Previous 2-1 non-conference starts have offered a glimmer of hope and optimism before Kansas continuing as the punching bag of the Big 12. It happened last year with dominant wins over Central Michigan and Rutgers.
There are reasons to think this year might be different. For starters, a new coach who has rebuilt before and won at the highest level of the sport. The win against Boston College also felt different. It didn’t require forcing six turnovers—which is not a sustainable model—and wasn’t against a fellow bottom dweller of a program. KU won playing well-executed football and dominated an ACC program that had won seven games in five out of the previous six years and had beat fellow ACC squad Virginia Tech to start the season.
We don’t know if the team we saw on Friday in Boston is for real or if KU is closer to the team we saw the first two weeks. That could either have been the last win of the year or the beginning of KU exceeding expectations, even if the Jayhawks only win two more in conference play.
But it feels different.
The other thing that’s different is that Kansas enters conference play with a legitimate chance to win its opener.

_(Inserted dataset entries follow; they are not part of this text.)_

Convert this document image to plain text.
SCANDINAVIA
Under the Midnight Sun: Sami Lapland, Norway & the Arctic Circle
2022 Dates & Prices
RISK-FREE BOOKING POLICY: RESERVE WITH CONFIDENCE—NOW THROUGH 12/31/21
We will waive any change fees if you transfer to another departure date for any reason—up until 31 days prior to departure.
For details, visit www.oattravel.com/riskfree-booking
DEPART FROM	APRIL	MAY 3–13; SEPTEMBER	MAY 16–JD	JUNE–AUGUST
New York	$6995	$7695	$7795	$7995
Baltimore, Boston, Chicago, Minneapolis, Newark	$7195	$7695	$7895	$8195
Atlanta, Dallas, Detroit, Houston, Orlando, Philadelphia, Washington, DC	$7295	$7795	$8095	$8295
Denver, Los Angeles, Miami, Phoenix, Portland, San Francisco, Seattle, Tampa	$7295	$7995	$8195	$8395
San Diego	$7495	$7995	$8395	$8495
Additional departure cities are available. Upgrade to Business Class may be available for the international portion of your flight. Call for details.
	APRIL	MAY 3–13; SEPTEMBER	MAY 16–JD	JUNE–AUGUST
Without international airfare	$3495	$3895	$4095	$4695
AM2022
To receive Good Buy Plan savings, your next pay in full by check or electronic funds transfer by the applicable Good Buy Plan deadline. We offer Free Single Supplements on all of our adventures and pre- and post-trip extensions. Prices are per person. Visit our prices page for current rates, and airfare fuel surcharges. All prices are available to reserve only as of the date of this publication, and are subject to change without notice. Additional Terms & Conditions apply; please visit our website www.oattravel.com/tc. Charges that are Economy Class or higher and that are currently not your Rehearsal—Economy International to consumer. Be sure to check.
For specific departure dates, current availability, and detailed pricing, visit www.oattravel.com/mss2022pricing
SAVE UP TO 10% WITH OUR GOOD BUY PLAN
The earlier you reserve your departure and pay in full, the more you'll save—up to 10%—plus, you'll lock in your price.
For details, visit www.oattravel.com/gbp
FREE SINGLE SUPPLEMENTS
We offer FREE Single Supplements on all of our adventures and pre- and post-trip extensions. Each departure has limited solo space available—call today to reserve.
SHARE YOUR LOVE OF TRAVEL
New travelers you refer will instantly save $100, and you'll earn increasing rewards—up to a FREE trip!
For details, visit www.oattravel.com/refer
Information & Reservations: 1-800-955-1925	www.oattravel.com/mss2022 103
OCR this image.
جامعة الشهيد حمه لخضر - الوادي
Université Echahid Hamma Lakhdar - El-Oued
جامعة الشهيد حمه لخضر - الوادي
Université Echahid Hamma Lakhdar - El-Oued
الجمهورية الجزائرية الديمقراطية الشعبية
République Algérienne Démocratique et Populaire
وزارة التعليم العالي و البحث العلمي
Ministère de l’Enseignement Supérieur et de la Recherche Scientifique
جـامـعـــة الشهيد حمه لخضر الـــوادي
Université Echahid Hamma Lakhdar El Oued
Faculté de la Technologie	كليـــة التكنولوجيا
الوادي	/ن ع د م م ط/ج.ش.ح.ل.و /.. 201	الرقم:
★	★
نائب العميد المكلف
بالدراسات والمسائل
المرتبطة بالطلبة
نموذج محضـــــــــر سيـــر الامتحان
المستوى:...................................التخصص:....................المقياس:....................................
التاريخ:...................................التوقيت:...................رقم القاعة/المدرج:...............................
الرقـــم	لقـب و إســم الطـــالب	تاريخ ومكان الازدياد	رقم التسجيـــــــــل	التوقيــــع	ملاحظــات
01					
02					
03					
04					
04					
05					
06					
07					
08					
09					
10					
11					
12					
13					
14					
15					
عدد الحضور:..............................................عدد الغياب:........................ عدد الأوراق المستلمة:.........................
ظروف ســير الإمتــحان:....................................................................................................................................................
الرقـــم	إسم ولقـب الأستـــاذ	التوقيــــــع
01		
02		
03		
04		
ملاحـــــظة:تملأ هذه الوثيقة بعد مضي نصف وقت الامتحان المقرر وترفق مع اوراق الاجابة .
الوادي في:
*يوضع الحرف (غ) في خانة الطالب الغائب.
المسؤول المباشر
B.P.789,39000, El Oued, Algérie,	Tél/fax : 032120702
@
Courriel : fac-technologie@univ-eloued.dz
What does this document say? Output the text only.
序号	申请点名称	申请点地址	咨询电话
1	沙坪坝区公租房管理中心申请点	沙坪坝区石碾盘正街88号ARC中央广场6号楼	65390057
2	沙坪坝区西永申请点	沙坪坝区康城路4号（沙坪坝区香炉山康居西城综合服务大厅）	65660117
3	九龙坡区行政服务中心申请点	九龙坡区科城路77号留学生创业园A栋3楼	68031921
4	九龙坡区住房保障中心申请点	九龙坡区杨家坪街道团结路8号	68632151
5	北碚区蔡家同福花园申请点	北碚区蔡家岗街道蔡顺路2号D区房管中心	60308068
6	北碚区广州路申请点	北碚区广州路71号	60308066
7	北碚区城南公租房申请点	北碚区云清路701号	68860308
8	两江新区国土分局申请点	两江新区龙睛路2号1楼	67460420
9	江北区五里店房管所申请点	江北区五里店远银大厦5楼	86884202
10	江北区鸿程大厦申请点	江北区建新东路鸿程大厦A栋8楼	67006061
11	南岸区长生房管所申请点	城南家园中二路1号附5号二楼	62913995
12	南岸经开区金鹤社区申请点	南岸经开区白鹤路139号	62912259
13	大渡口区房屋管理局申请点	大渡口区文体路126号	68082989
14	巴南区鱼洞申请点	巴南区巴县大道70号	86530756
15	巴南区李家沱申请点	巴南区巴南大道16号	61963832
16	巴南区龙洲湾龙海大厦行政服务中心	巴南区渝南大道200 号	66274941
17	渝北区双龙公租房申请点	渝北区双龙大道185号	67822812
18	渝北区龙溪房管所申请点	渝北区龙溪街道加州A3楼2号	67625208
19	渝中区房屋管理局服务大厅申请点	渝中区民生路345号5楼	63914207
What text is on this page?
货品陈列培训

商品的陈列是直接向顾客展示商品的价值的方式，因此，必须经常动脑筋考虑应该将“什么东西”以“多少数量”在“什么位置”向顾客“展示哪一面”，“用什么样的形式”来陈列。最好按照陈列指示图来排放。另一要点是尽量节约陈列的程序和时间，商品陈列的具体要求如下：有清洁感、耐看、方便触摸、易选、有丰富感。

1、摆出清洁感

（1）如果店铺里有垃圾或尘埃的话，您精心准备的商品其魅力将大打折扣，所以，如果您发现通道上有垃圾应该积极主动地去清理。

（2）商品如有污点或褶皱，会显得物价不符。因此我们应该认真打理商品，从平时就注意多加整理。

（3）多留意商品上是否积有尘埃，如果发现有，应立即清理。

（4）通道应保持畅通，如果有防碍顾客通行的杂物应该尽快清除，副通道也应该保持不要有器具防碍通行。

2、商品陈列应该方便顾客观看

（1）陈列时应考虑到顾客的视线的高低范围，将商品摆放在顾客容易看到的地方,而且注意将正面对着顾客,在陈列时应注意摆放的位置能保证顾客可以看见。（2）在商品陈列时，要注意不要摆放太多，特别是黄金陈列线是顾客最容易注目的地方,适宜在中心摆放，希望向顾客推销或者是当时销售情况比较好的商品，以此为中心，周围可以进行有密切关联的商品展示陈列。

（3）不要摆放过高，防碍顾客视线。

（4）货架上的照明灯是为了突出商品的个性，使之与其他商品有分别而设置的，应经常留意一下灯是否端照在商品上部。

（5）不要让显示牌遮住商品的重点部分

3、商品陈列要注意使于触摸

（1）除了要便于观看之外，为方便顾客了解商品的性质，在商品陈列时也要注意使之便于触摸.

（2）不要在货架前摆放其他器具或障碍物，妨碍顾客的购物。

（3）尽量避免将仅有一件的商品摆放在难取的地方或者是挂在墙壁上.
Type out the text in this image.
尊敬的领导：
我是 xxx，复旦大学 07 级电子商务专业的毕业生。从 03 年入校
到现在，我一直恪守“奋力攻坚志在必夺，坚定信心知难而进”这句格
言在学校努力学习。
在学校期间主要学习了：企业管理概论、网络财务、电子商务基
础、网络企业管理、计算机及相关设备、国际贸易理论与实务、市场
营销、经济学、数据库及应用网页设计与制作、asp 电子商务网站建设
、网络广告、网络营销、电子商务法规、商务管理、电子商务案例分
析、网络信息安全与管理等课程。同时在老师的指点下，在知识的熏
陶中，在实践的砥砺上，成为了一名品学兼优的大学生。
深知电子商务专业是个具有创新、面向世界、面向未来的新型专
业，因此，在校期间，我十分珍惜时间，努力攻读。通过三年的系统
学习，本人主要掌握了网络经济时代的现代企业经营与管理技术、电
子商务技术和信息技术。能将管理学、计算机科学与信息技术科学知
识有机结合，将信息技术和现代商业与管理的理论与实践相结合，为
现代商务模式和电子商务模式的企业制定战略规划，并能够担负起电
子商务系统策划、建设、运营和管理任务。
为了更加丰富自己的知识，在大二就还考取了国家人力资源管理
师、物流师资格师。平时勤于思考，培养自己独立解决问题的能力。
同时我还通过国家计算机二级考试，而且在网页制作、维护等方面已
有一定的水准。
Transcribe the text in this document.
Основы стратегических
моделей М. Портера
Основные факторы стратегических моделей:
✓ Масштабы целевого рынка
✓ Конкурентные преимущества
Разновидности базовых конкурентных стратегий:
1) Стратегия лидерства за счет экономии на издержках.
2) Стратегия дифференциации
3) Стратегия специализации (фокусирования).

Past good starts (2-1) to a season have transitioned into not great matchups to start the Big 12 (enter joke about no matchup being a good matchup for Kansas the last 10 years). Last year, Kansas had to take its two-game winning streak on the road to Waco to face a Baylor Bears team that went 7-6 and came within a touchdown in two other games (Texas and TCU). In 2014, the 2-1 Jayhawks faced a Texas team that finished 5-4 in the conference, and the year before that it was an 8-5 Texas Tech squad to open Big 12 play.
Maybe West Virginia ends the season in the same standing as some of those teams. But that’s not predicted. The Mountaineers were picked eighth in the Big 12 preseason poll and come to Lawrence as less-than-a-touchdown favorites. And thus far, WVU looks less impressive than K-State, which was ninth in the preseason.
A path is in front of the Jayhawks to take the next step. The season doesn’t hang in the balance of this outcome, but perception and confidence sure changes at 3-1 and 1-0 in the conference heading into a stretch of TCU, OU, and Texas, compared to sitting at 2-2 and 0-1. This matchup will help to not only understand if the events in Boston were the makings of a new normal, but also whether the Jayhawks are closing the gap between itself and the rest of the Big 12.
A game against Oklahoma this week wouldn’t tell us much. OU will steamroll the majority of teams it faces this year. But West Virginia will be a good barometer of Kansas’ growth, and an opportunity to pick up where it left off in Boston.
Saturday could help to answer what we’re thinking: is something different this year?